Ok, one way to do interpretation is to do a loop like while True: instr = decode...

int3 · on March 30, 2012

Thanks for the explanation! It makes sense. I was just wondering though -- why is it necessary for generate_block / decode_instruction to be called on the fly, instead of as a pre-compilation step? I guess you need some sort of runtime information for the compilation?

reginaldo · on March 31, 2012

What you're looking for is called static recompilation. It's what Emscripten [1] does, it statically recompiles LLVM bitcode to javascript. Emscripten is a wonderful project, by the way. After compiling from LLVM to Javascript, it applies an algorithm (relooper) to the "intermediate" javascript code whose result is code that resembles the structure of the original code so that, for instance, if the original code has a loop, the final javascript code will also have a loop.
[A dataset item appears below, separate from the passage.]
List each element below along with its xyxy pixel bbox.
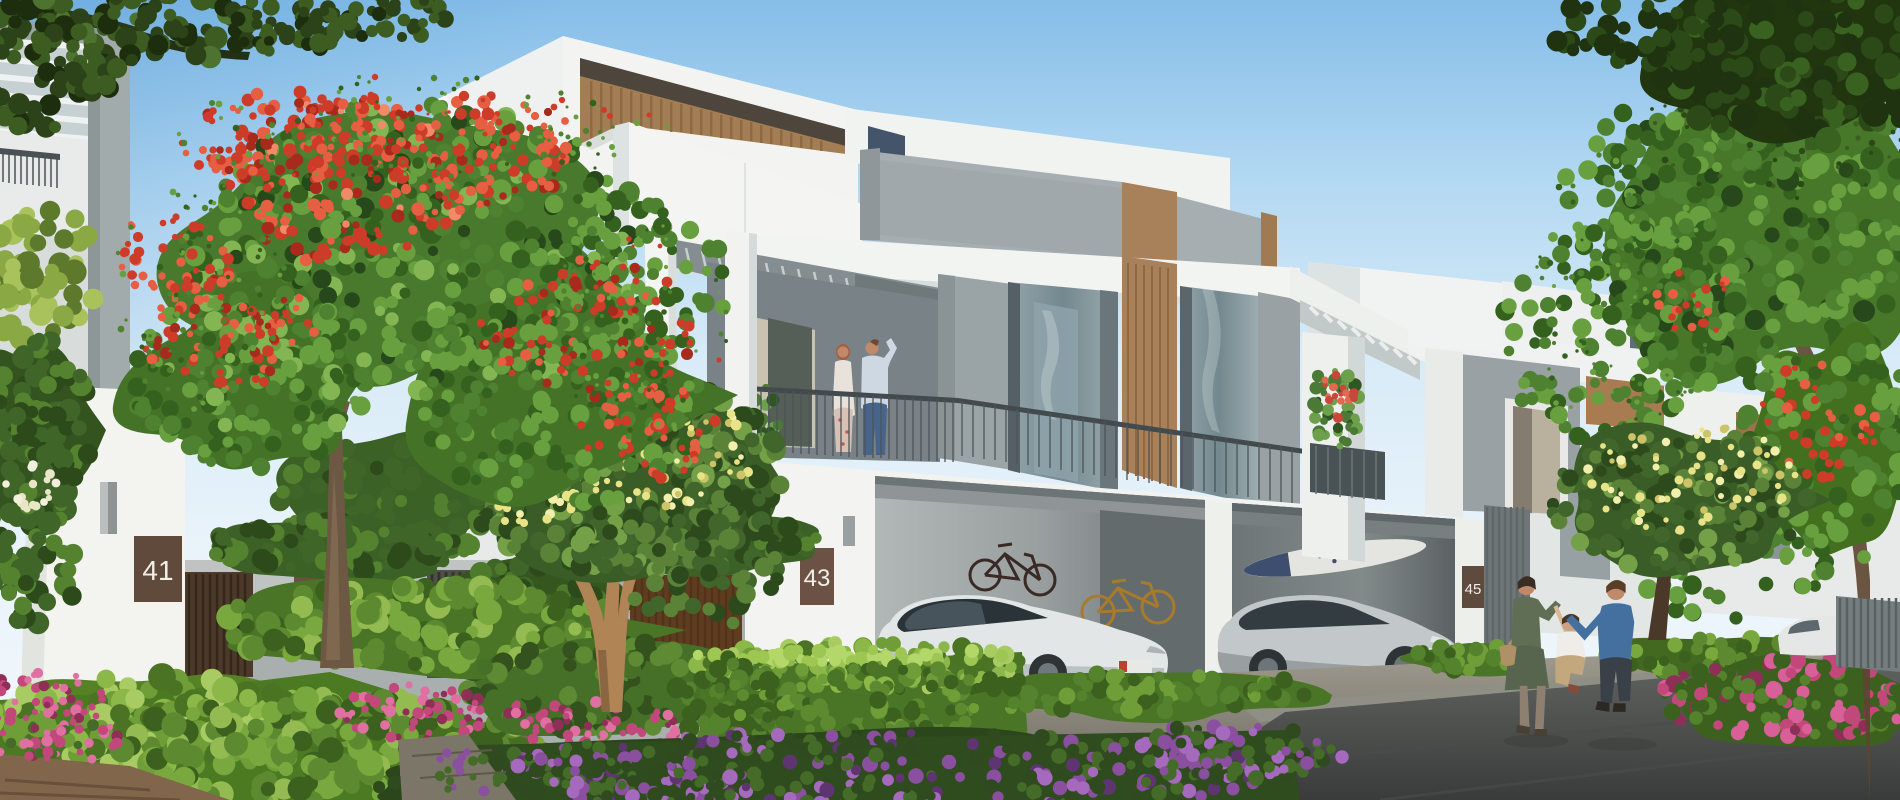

It is a true gem, and it's part of what makes Emscripten so awesome and fast.

I believe I could do static recompilation for programs that run on a barebones environment and do not employ self modifying code. The more general problem of finding all executable code in a blob of arbitrary binary data (which I would have to solve if I wanted to run an arbitrary program unmodified, which I do), is equivalent to the Halting Problem, so that is a no go. This means that, to have a general solution, a hybrid approach of static and dynamic recompilation would have to be employed.

For well behaved programs, code generation on the fly does not pose a significant overhead (that's what the profiler tells, if I recall correctly), so I'm not sure the hybrid approach is worth its weight in complexity.

Besides, I don't know if I'd be able to run a full OS, though, because those need interrupts (in my case, currently there's a timer tick and the UART interrupt when input is entered through the keyboard), and I haven't thought about handling that.

[1] https://github.com/kripken/emscripten

int3 · on April 2, 2012

Yup, I'm aware of Emscripten, which was part of the reason behind my question. I hadn't considered the issue of lack of code / data separation when dealing with pure binary code.

I'm actually working on a JVM interpreter in Coffeescript now, so this topic is particularly interesting to me. Thanks again for taking the time to explain things.